Belova Elena I, Lopatkova Galina Yu, Pismenskaya Natalia D, Nikonenko Victor V, Larchet Christian, Pourcelly Gerald
Physical Chemistry Department, Kuban State University, 149 Stavropolskaya str., 350040 Krasnodar, Russia.
J Phys Chem B. 2006 Jul 13;110(27):13458-69. doi: 10.1021/jp062433f.
Four effects providing overlimiting current transfer in ion-exchange membrane systems are examined. Two of them are related to water splitting: the appearance of additional current carriers (H+ and OH- ions) and exaltation effect. Two others are due to coupled convection partially destroying the diffusion boundary layer: gravitational convection and electroconvection. Three anion-exchange membranes, which differ in surface morphology and the nature of ion-exchange sites within a surface layer, are examined. The ion transfer across these membranes in NaCl solutions is studied by voltammetry, chronopotentiometry, and pH-metry. By excluding the effects of water splitting and gravitational convection, it is shown that the main mechanism of overlimiting mass transfer in narrow membrane cells at low salt concentrations is electroconvection. The reasons explaining why water splitting suppresses electroconvection are discussed. The scenario of development of potential oscillations with growing current and time is compared with that described theoretically by Rubinstein and Zaltzman.

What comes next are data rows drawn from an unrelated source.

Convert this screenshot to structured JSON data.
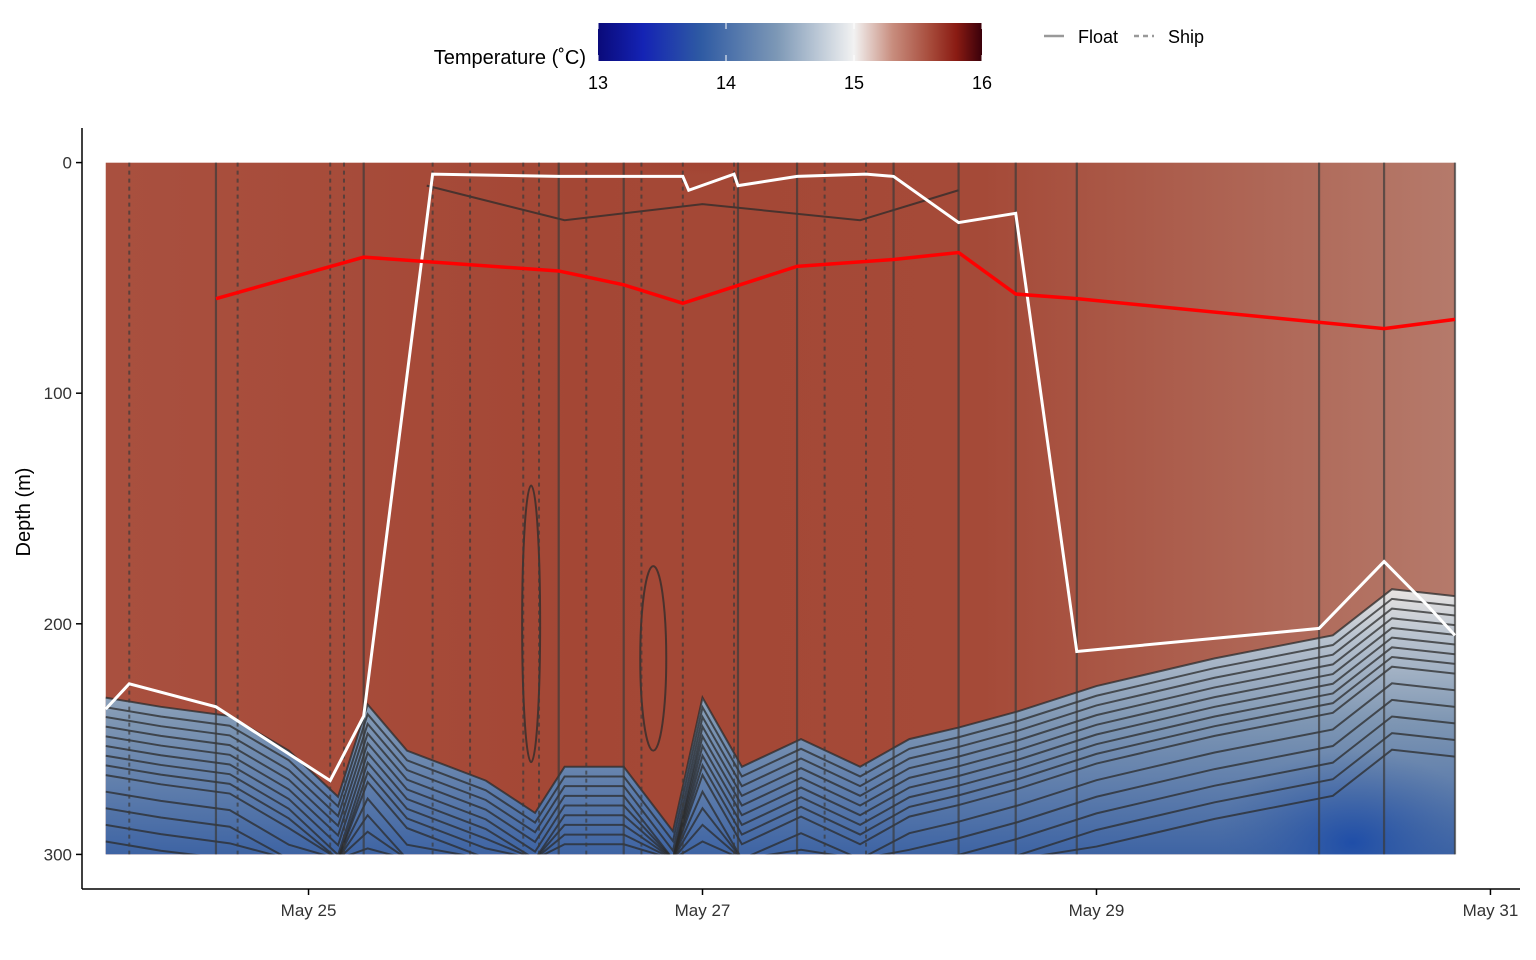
{
  "chart_data": {
    "type": "heatmap",
    "title": "",
    "xlabel": "",
    "ylabel": "Depth (m)",
    "x_ticks": [
      "May 25",
      "May 27",
      "May 29",
      "May 31"
    ],
    "x_tick_days": [
      25,
      27,
      29,
      31
    ],
    "xlim_days": [
      23.85,
      31.15
    ],
    "y_ticks": [
      0,
      100,
      200,
      300
    ],
    "ylim": [
      315,
      -15
    ],
    "y_reversed": true,
    "grid": false,
    "colorbar": {
      "title": "Temperature (˚C)",
      "ticks": [
        13,
        14,
        15,
        16
      ],
      "range": [
        13,
        16
      ],
      "colors": [
        {
          "value": 13.0,
          "color": "#0a0a7a"
        },
        {
          "value": 13.35,
          "color": "#1423b4"
        },
        {
          "value": 13.8,
          "color": "#2e5aa3"
        },
        {
          "value": 14.4,
          "color": "#7d98b6"
        },
        {
          "value": 15.0,
          "color": "#f2f2f2"
        },
        {
          "value": 15.3,
          "color": "#c88d7e"
        },
        {
          "value": 15.6,
          "color": "#a64a3a"
        },
        {
          "value": 15.8,
          "color": "#8a1b13"
        },
        {
          "value": 16.0,
          "color": "#3a000a"
        }
      ]
    },
    "legend": {
      "placement": "top-right",
      "entries": [
        {
          "label": "Float",
          "style": "solid"
        },
        {
          "label": "Ship",
          "style": "dashed"
        }
      ]
    },
    "profiles_float_days": [
      24.53,
      25.28,
      26.27,
      26.6,
      27.18,
      27.48,
      27.97,
      28.3,
      28.59,
      28.9,
      30.13,
      30.46,
      30.82
    ],
    "profiles_ship_days": [
      24.09,
      24.64,
      25.11,
      25.18,
      25.63,
      25.82,
      26.09,
      26.17,
      26.41,
      26.69,
      26.9,
      27.16,
      27.62,
      27.83
    ],
    "red_line": {
      "days": [
        24.53,
        25.28,
        26.27,
        26.6,
        26.9,
        27.48,
        27.97,
        28.3,
        28.59,
        28.9,
        30.46,
        30.82
      ],
      "depths": [
        59,
        41,
        47,
        53,
        61,
        45,
        42,
        39,
        57,
        59,
        72,
        68
      ]
    },
    "white_line": {
      "days": [
        23.97,
        24.09,
        24.53,
        25.11,
        25.28,
        25.63,
        26.27,
        26.6,
        26.9,
        26.93,
        27.16,
        27.18,
        27.48,
        27.83,
        27.97,
        28.3,
        28.59,
        28.9,
        30.13,
        30.46,
        30.68,
        30.82
      ],
      "depths": [
        237,
        226,
        236,
        268,
        240,
        5,
        6,
        6,
        6,
        12,
        5,
        10,
        6,
        5,
        6,
        26,
        22,
        212,
        202,
        173,
        192,
        205
      ]
    },
    "contour_bottom_days": [
      23.97,
      24.25,
      24.6,
      24.9,
      25.15,
      25.3,
      25.5,
      25.9,
      26.15,
      26.3,
      26.6,
      26.85,
      27.0,
      27.2,
      27.5,
      27.8,
      28.05,
      28.3,
      28.6,
      29.0,
      29.6,
      30.2,
      30.5,
      30.82
    ],
    "contour_bottom_depths": [
      232,
      236,
      240,
      255,
      275,
      235,
      255,
      268,
      282,
      262,
      262,
      290,
      232,
      262,
      250,
      262,
      250,
      245,
      238,
      227,
      215,
      205,
      185,
      188
    ]
  }
}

研究了离子交换膜系统中提供过极限电流传输的四种效应。其中两种效应与水分解有关:额外电流载体(H⁺和OH⁻离子)的出现和增强效应。另外两种效应是由于耦合对流部分破坏了扩散边界层:重力对流和电对流。研究了三种阴离子交换膜,它们在表面形态和表面层内离子交换位点的性质上有所不同。通过伏安法、计时电位法和pH测量法研究了NaCl溶液中离子在这些膜上的传输。通过排除水分解和重力对流的影响,结果表明,在低盐浓度下窄膜电池中过极限传质的主要机制是电对流。讨论了水分解抑制电对流的原因。将随着电流和时间增加而产生的电位振荡的发展情况与鲁宾斯坦和扎尔特兹曼理论描述的情况进行了比较。